Wenn man mehr über diesen Mechanismus, mit dem Pflanzen Schwerkraft wahrnehmen, forschen will, braucht man am besten eine „reizfreie" Umgebung – also zunächst einmal eine Welt ohne Schwerkraft. Und die gibt es eben nicht auf der Erde. Wohl aber auf der Raumstation. Dann sieht man, wie Pflanzen in Schwerelosigkeit wachsen. Und man kann dann sogar mit einer Zentrifuge ganz allmählich eine „künstliche Schwerkraft“ erzeugen und sehen, ab welchem Wert die Pflanze darauf reagiert.

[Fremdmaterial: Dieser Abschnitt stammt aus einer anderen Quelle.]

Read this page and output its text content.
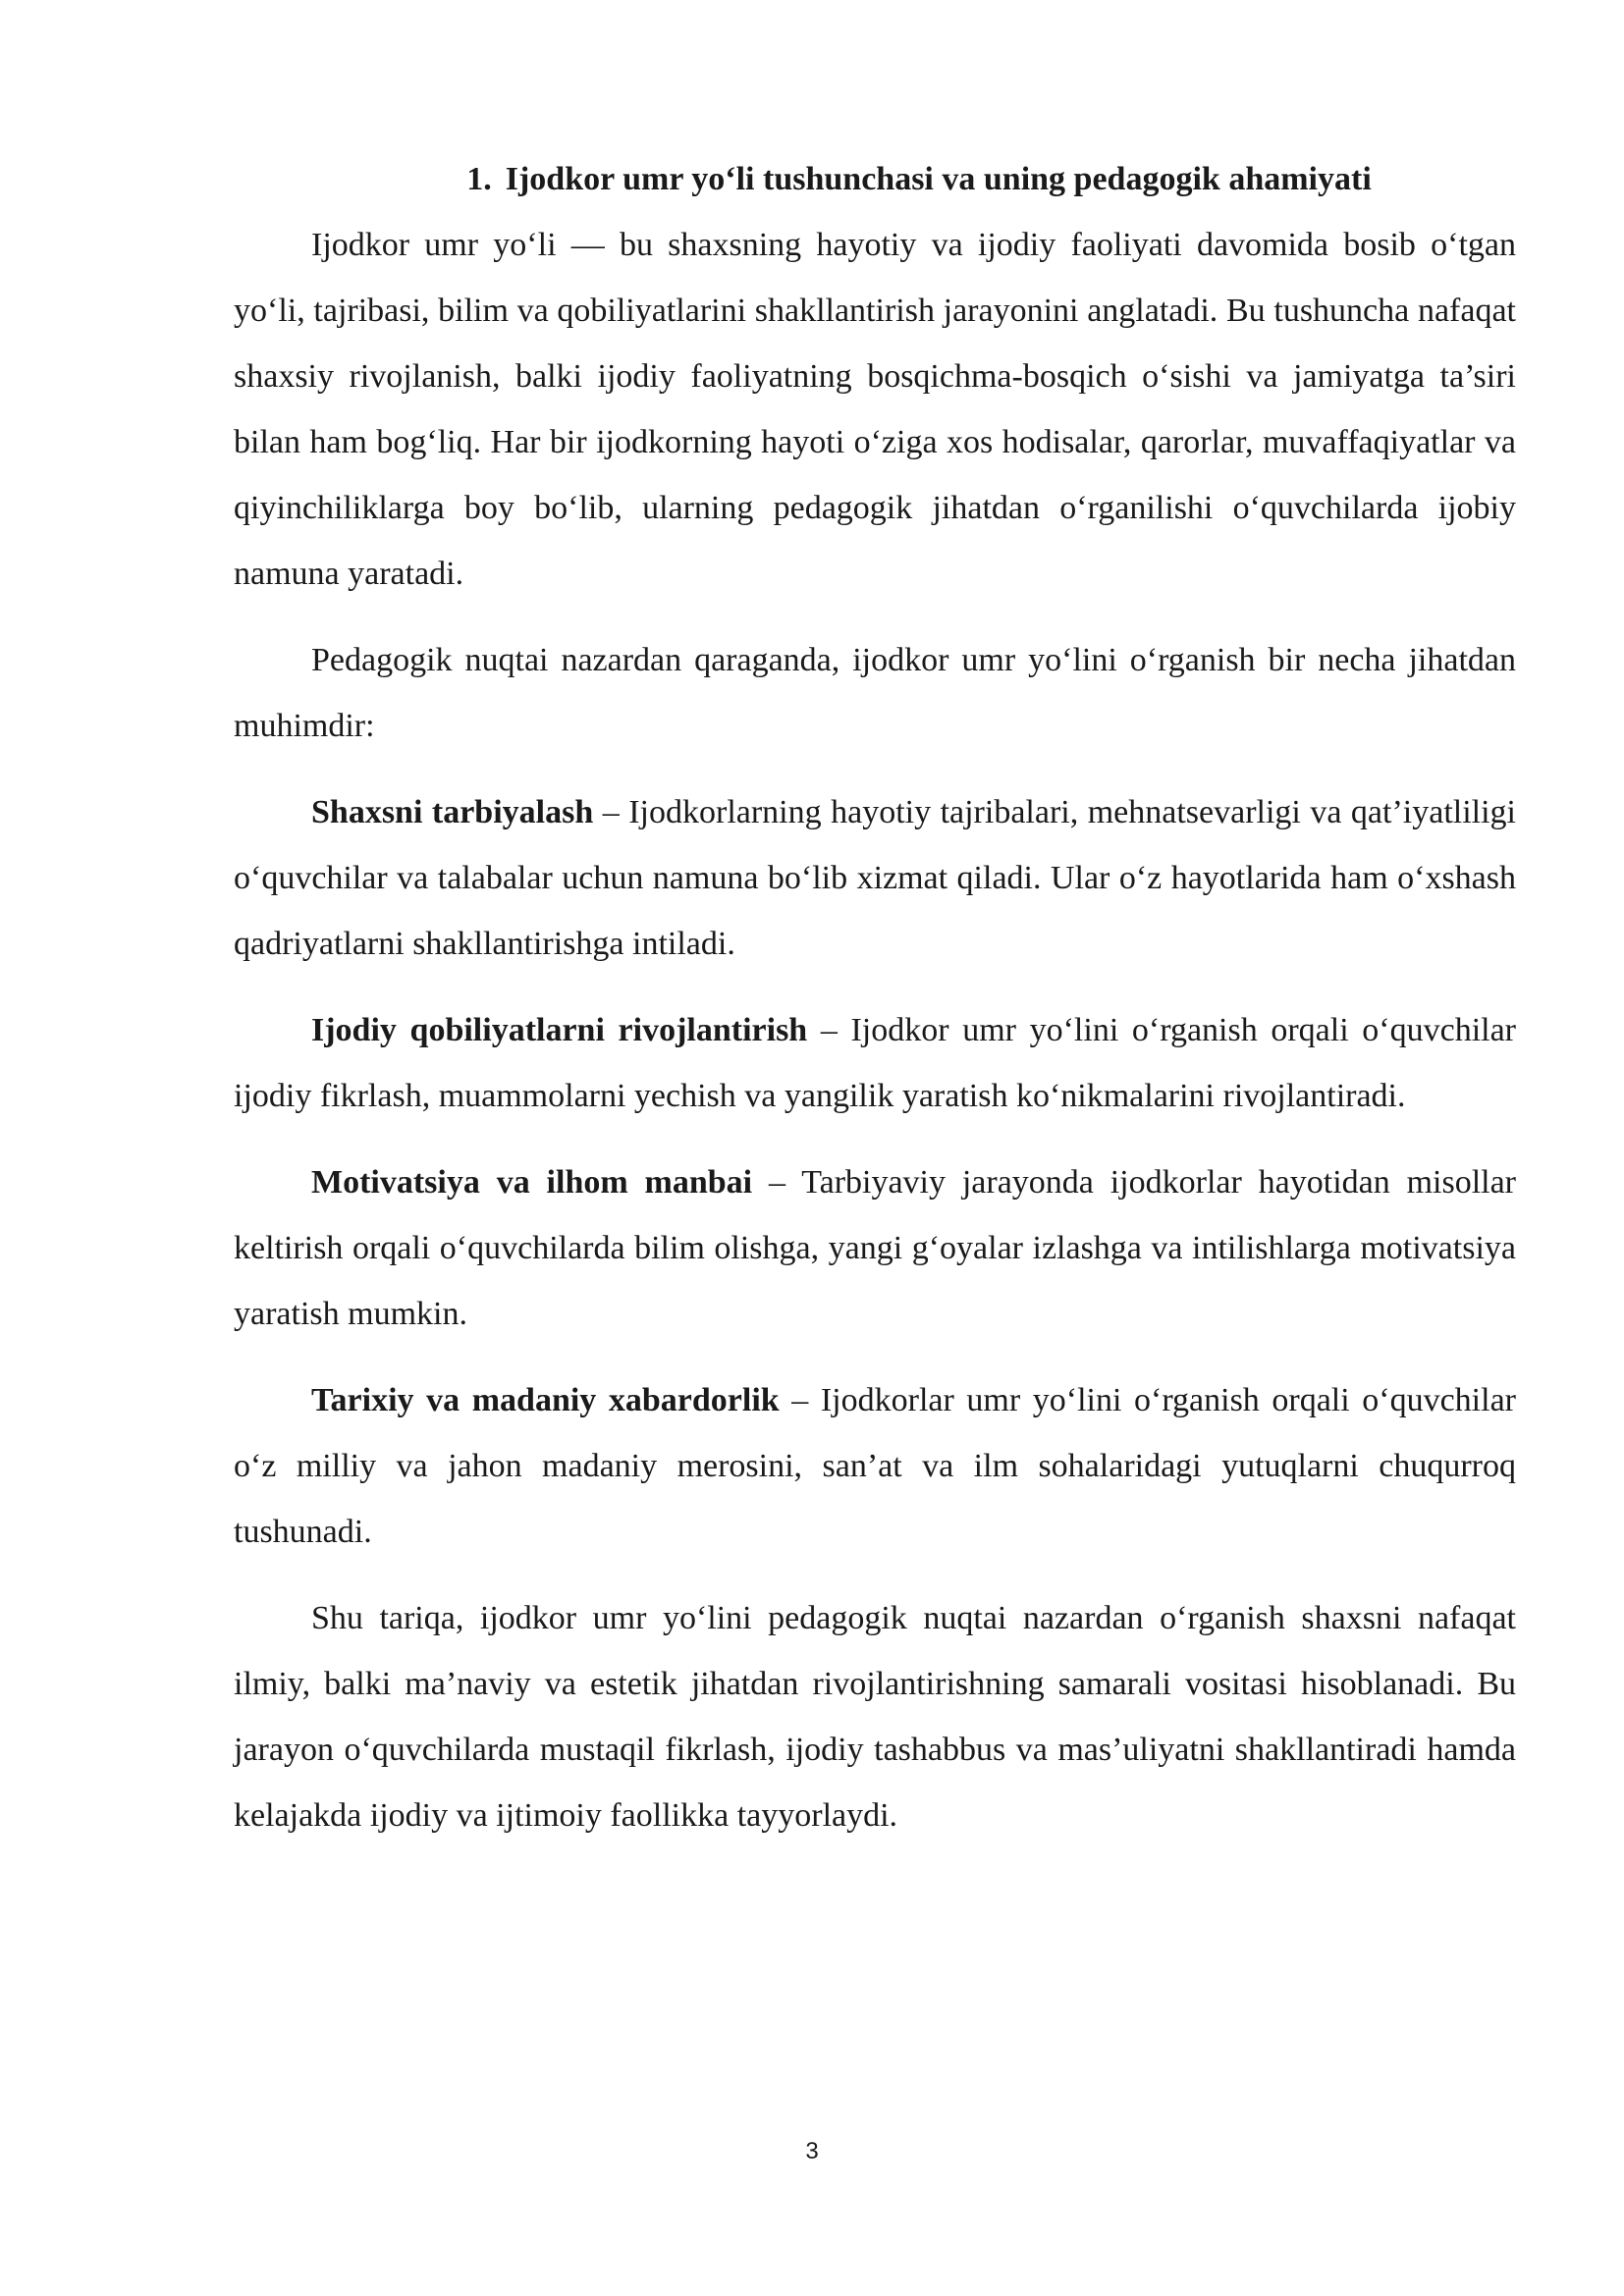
1. Ijodkor umr yo‘li tushunchasi va uning pedagogik ahamiyati

Ijodkor umr yo‘li — bu shaxsning hayotiy va ijodiy faoliyati davomida bosib o‘tgan yo‘li, tajribasi, bilim va qobiliyatlarini shakllantirish jarayonini anglatadi. Bu tushuncha nafaqat shaxsiy rivojlanish, balki ijodiy faoliyatning bosqichma-bosqich o‘sishi va jamiyatga ta’siri bilan ham bog‘liq. Har bir ijodkorning hayoti o‘ziga xos hodisalar, qarorlar, muvaffaqiyatlar va qiyinchiliklarga boy bo‘lib, ularning pedagogik jihatdan o‘rganilishi o‘quvchilarda ijobiy namuna yaratadi.

Pedagogik nuqtai nazardan qaraganda, ijodkor umr yo‘lini o‘rganish bir necha jihatdan muhimdir:

Shaxsni tarbiyalash – Ijodkorlarning hayotiy tajribalari, mehnatsevarligi va qat’iyatliligi o‘quvchilar va talabalar uchun namuna bo‘lib xizmat qiladi. Ular o‘z hayotlarida ham o‘xshash qadriyatlarni shakllantirishga intiladi.

Ijodiy qobiliyatlarni rivojlantirish – Ijodkor umr yo‘lini o‘rganish orqali o‘quvchilar ijodiy fikrlash, muammolarni yechish va yangilik yaratish ko‘nikmalarini rivojlantiradi.

Motivatsiya va ilhom manbai – Tarbiyaviy jarayonda ijodkorlar hayotidan misollar keltirish orqali o‘quvchilarda bilim olishga, yangi g‘oyalar izlashga va intilishlarga motivatsiya yaratish mumkin.

Tarixiy va madaniy xabardorlik – Ijodkorlar umr yo‘lini o‘rganish orqali o‘quvchilar o‘z milliy va jahon madaniy merosini, san’at va ilm sohalaridagi yutuqlarni chuqurroq tushunadi.

Shu tariqa, ijodkor umr yo‘lini pedagogik nuqtai nazardan o‘rganish shaxsni nafaqat ilmiy, balki ma’naviy va estetik jihatdan rivojlantirishning samarali vositasi hisoblanadi. Bu jarayon o‘quvchilarda mustaqil fikrlash, ijodiy tashabbus va mas’uliyatni shakllantiradi hamda kelajakda ijodiy va ijtimoiy faollikka tayyorlaydi.

3
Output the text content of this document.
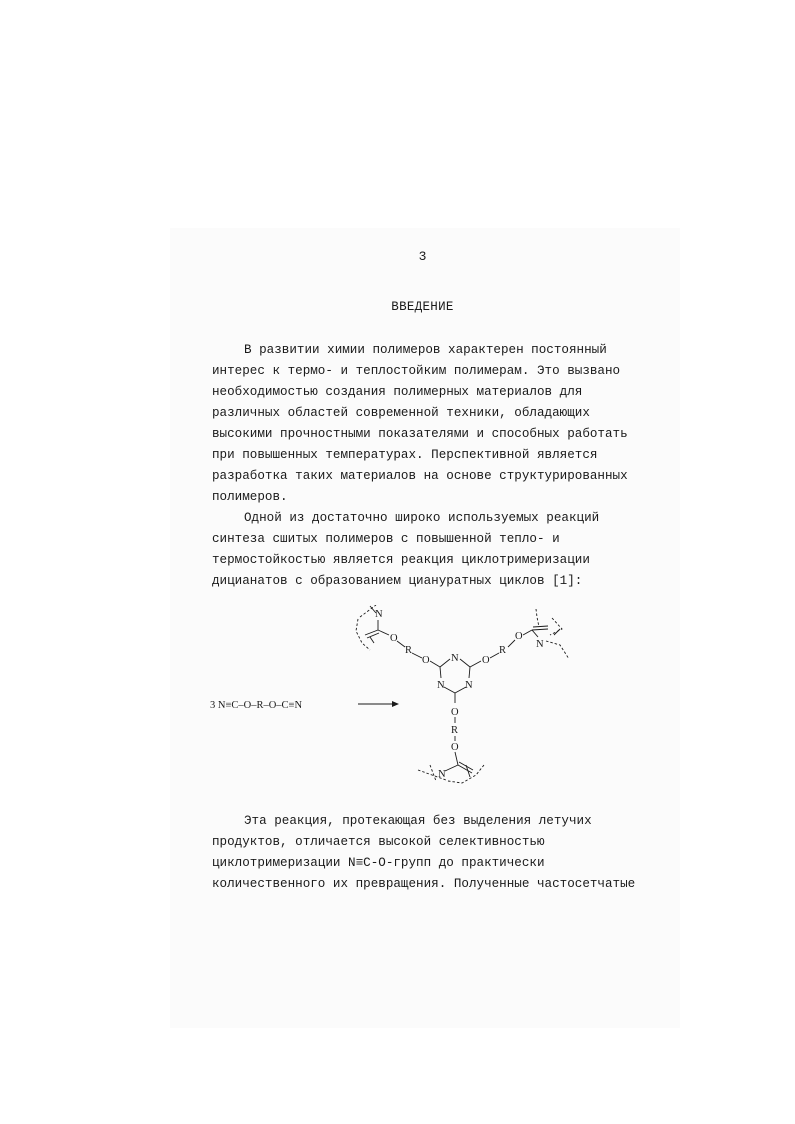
3
ВВЕДЕНИЕ
В развитии химии полимеров характерен постоянный
интерес к термо- и теплостойким полимерам. Это вызвано
необходимостью создания полимерных материалов для
различных областей современной техники, обладающих
высокими прочностными показателями и способных работать
при повышенных температурах. Перспективной является
разработка таких материалов на основе структурированных
полимеров.
Одной из достаточно широко используемых реакций
синтеза сшитых полимеров с повышенной тепло- и
термостойкостью является реакция циклотримеризации
дицианатов с образованием циануратных циклов [1]:
3 N≡C–O–R–O–C≡N
N
N N
O
R
O
N
O
R
O
N
O
R
O
N
Эта реакция, протекающая без выделения летучих
продуктов, отличается высокой селективностью
циклотримеризации N≡C-O-групп до практически
количественного их превращения. Полученные частосетчатые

Warum man das alles wissen will
Und warum wollen Wissenschaftlerinnen und Wissenschaftler verstehen, wie sich Pflanzen orientieren? Erstens: weil sie es verstehen wollen. Soll heißen: Es handelt sich hier um Grundlagenforschung – zunächst ganz ohne Anwendungsbezug – auch wenn dieses Wissen dann später bei der Züchtung etwa von besonders widerstandsfähigen Nutzpflanzen von Vorteil sein kann. Und zweitens: Wenn man an Mond- und Mars-Stationen und entsprechend lange Aufenthalte fern der Erde denkt, dann muss man vorher klären, ob Pflanzen im Weltraum ohne Schwerkraft überhaupt überleben würden. Denn die Astronautinnen und Astronauten können bei solchen lange dauernden Missionen nicht alle Nahrung von der Erde aus mitnehmen, sondern müssen unterwegs für Nachschub sorgen – also ihr Obst und Gemüse selbst züchten. Reicht aber die geringere Schwerkraft unseres Mondes oder des Mars für das Wachstum von Pflanzen aus?